Mercado de cachaça: A ordem é exportar.

02maio08

Com menos de 1% de sua produção anual de 1,3 bilhão de litros voltada para o mercado externo, a indústria brasileira de cachaça trabalha para ganhar espaço no mercado internacional. A meta é fazer com que os embarques representem 10% do total fabricado no País. Para chegar lá, o setor tem um longo caminho a percorrer, passando pela busca de reconhecimento de denominações de origem do produto nos EUA e na União Européia, além de um trabalho de divulgação da bebida e das formas de preparar a caipirinha.

Cachaça

Imagem: Apex Brasil

Na liderança desse processo, a presidente do Instituto Brasileiro da Cachaça (Ibrac) e diretora da Engarrafamento Pitú, Maria das Vitórias Cavalcanti, afirma que o exemplo a ser seguido é o da tequila, que virou febre internacional nos anos 1990 depois de passar por um agressivo trabalho promocional desenvolvido pelo governo mexicano e iniciativa privada.

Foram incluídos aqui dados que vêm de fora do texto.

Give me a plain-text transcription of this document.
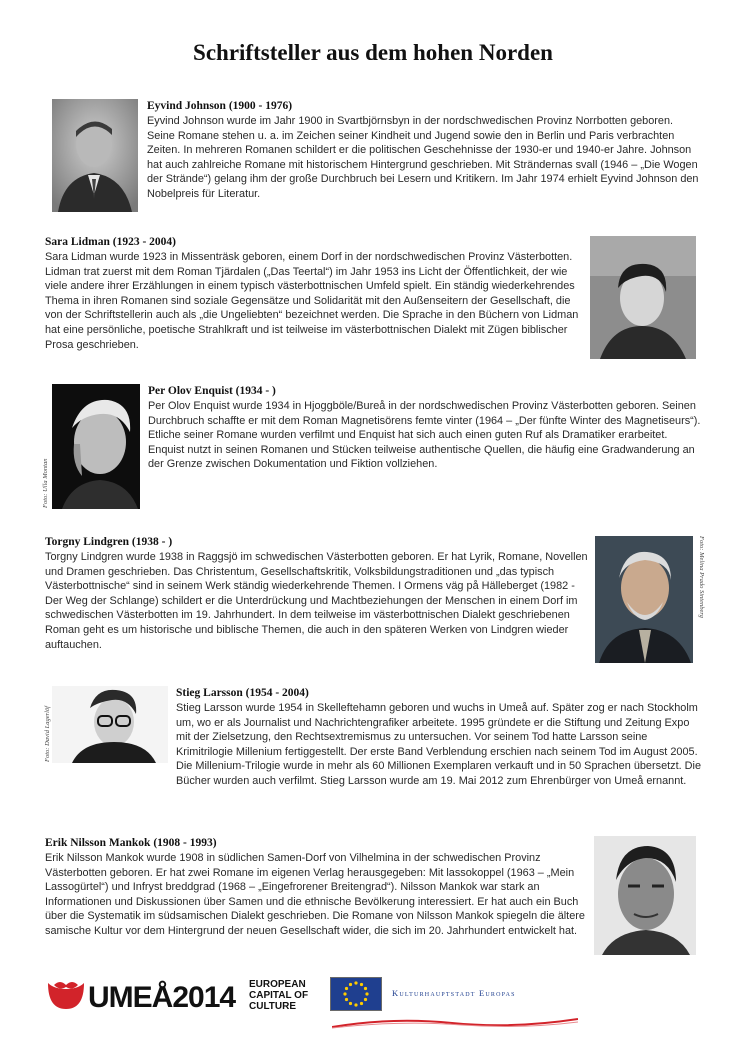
Schriftsteller aus dem hohen Norden

Eyvind Johnson (1900 - 1976)

Eyvind Johnson wurde im Jahr 1900 in Svartbjörnsbyn in der nordschwedischen Provinz Norrbotten geboren. Seine Romane stehen u. a. im Zeichen seiner Kindheit und Jugend sowie den in Berlin und Paris verbrachten Zeiten. In mehreren Romanen schildert er die politischen Geschehnisse der 1930-er und 1940-er Jahre. Johnson hat auch zahlreiche Romane mit historischem Hintergrund geschrieben. Mit Strändernas svall (1946 – „Die Wogen der Strände“) gelang ihm der große Durchbruch bei Lesern und Kritikern. Im Jahr 1974 erhielt Eyvind Johnson den Nobelpreis für Literatur.

Sara Lidman (1923 - 2004)

Sara Lidman wurde 1923 in Missenträsk geboren, einem Dorf in der nordschwedischen Provinz Västerbotten. Lidman trat zuerst mit dem Roman Tjärdalen („Das Teertal“) im Jahr 1953 ins Licht der Öffentlichkeit, der wie viele andere ihrer Erzählungen in einem typisch västerbottnischen Umfeld spielt. Ein ständig wiederkehrendes Thema in ihren Romanen sind soziale Gegensätze und Solidarität mit den Außenseitern der Gesellschaft, die von der Schriftstellerin auch als „die Ungeliebten“ bezeichnet werden. Die Sprache in den Büchern von Lidman hat eine persönliche, poetische Strahlkraft und ist teilweise im västerbottnischen Dialekt mit Zügen biblischer Prosa geschrieben.

Foto: Ulla Montan

Per Olov Enquist (1934 - )

Per Olov Enquist wurde 1934 in Hjoggböle/Bureå in der nordschwedischen Provinz Västerbotten geboren. Seinen Durchbruch schaffte er mit dem Roman Magnetisörens femte vinter (1964 – „Der fünfte Winter des Magnetiseurs“). Etliche seiner Romane wurden verfilmt und Enquist hat sich auch einen guten Ruf als Dramatiker erarbeitet. Enquist nutzt in seinen Romanen und Stücken teilweise authentische Quellen, die häufig eine Gradwanderung an der Grenze zwischen Dokumentation und Fiktion vollziehen.

Torgny Lindgren (1938 - )

Torgny Lindgren wurde 1938 in Raggsjö im schwedischen Västerbotten geboren. Er hat Lyrik, Romane, Novellen und Dramen geschrieben. Das Christentum, Gesellschaftskritik, Volksbildungstraditionen und „das typisch Västerbottnische“ sind in seinem Werk ständig wiederkehrende Themen. I Ormens väg på Hälleberget (1982 - Der Weg der Schlange) schildert er die Unterdrückung und Machtbeziehungen der Menschen in einem Dorf im schwedischen Västerbotten im 19. Jahrhundert. In dem teilweise im västerbottnischen Dialekt geschriebenen Roman geht es um historische und biblische Themen, die auch in den späteren Werken von Lindgren wieder auftauchen.

Foto: Melina Prado Sintenberg
Foto: David Lagerlöf

Stieg Larsson (1954 - 2004)

Stieg Larsson wurde 1954 in Skelleftehamn geboren und wuchs in Umeå auf. Später zog er nach Stockholm um, wo er als Journalist und Nachrichtengrafiker arbeitete. 1995 gründete er die Stiftung und Zeitung Expo mit der Zielsetzung, den Rechtsextremismus zu untersuchen. Vor seinem Tod hatte Larsson seine Krimitrilogie Millenium fertiggestellt. Der erste Band Verblendung erschien nach seinem Tod im August 2005. Die Millenium-Trilogie wurde in mehr als 60 Millionen Exemplaren verkauft und in 50 Sprachen übersetzt. Die Bücher wurden auch verfilmt. Stieg Larsson wurde am 19. Mai 2012 zum Ehrenbürger von Umeå ernannt.

Erik Nilsson Mankok (1908 - 1993)

Erik Nilsson Mankok wurde 1908 in südlichen Samen-Dorf von Vilhelmina in der schwedischen Provinz Västerbotten geboren. Er hat zwei Romane im eigenen Verlag herausgegeben: Mit lassokoppel (1963 – „Mein Lassogürtel“) und Infryst breddgrad (1968 – „Eingefrorener Breitengrad“). Nilsson Mankok war stark an Informationen und Diskussionen über Samen und die ethnische Bevölkerung interessiert. Er hat auch ein Buch über die Systematik im südsamischen Dialekt geschrieben. Die Romane von Nilsson Mankok spiegeln die ältere samische Kultur vor dem Hintergrund der neuen Gesellschaft wider, die sich im 20. Jahrhundert entwickelt hat.

UMEÅ2014 EUROPEAN
CAPITAL OF
CULTURE
Kulturhauptstadt Europas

A indústria da cachaça exporta hoje menos de 1% do que produz. O que é preciso fazer para chegar à meta de 10%?

Um por cento é pouco quando você pensa proporcionalmente. Mas, na verdade, são 11 milhões de litros. Não é tão pouco se pensarmos que o México exporta 60% da produção de Tequila, o que representa 120 milhões de litros. A minha empresa sozinha é responsável por 37% dessas exportações. É um número pequeno. Mas a produção nacional é muito grande: 1,3 bilhão de litros. O que precisamos é fazer um trabalho de divulgação. Quanto mais marcas, mais o produto será conhecido. O grande problema é que o produto não é conhecido e que não existe a categoria cachaça (no mercado internacional). No México foi feito um mutirão do governo com a iniciativa privada para ensinar sobre a tequila. Mas a ação teve um suporte financeiro que o setor de cachaça ainda não tem condições de arcar.

A tequila é o exemplo a seguir?

Para a cachaça o caminho que eles trilharam é o grande exemplo. Por que isso? Existem muitas coincidências. Era um produto de baixo valor agregado, produzido para as massas. Era um produto de grande volume e de baixo preço. O que aconteceu? As pessoas resolveram modificar isso. A grande diferença é que o volume deles, por maior que seja, 210 milhões de litros, não chega a um quinto do nosso.

O que o setor está fazendo para promover o produto no mercado externo?

A gente está trabalhando com o TTB (Alcohol and Tobacco Tax and Trade Bureau, órgão do governo norte-americano responsável pela normatização da importação de derivados de fumo e de produtos alcoólicos), que atualmente classifica a cachaça como um tipo de rum. Eu fui a reuniões duas vezes. Na primeira, pedi a eles que não chamassem a gente de rum, que a gente era cachaça. Eles disseram: “No seu País, a cachaça é reconhecida como produto típico?”. Não era. Aí voltamos para o Brasil e fizemos o dever de casa. Conseguimos que o presidente Fernando Henrique fizesse o decreto nesse sentido. Como eu poderia pedir para reconhecer se aqui não era reconhecido? Por isso criamos o Ibrac (Instituto Brasileiro da Cachaça).

Nos EUA e na UE o Ibrac busca o reconhecimento da denominação de origem para que apenas aguardentes de cana brasileiras possam utilizar o nome cachaça. É possível obter tal certificação para todo o Brasil, mesmo com a diversidade cultural e geográfica do País?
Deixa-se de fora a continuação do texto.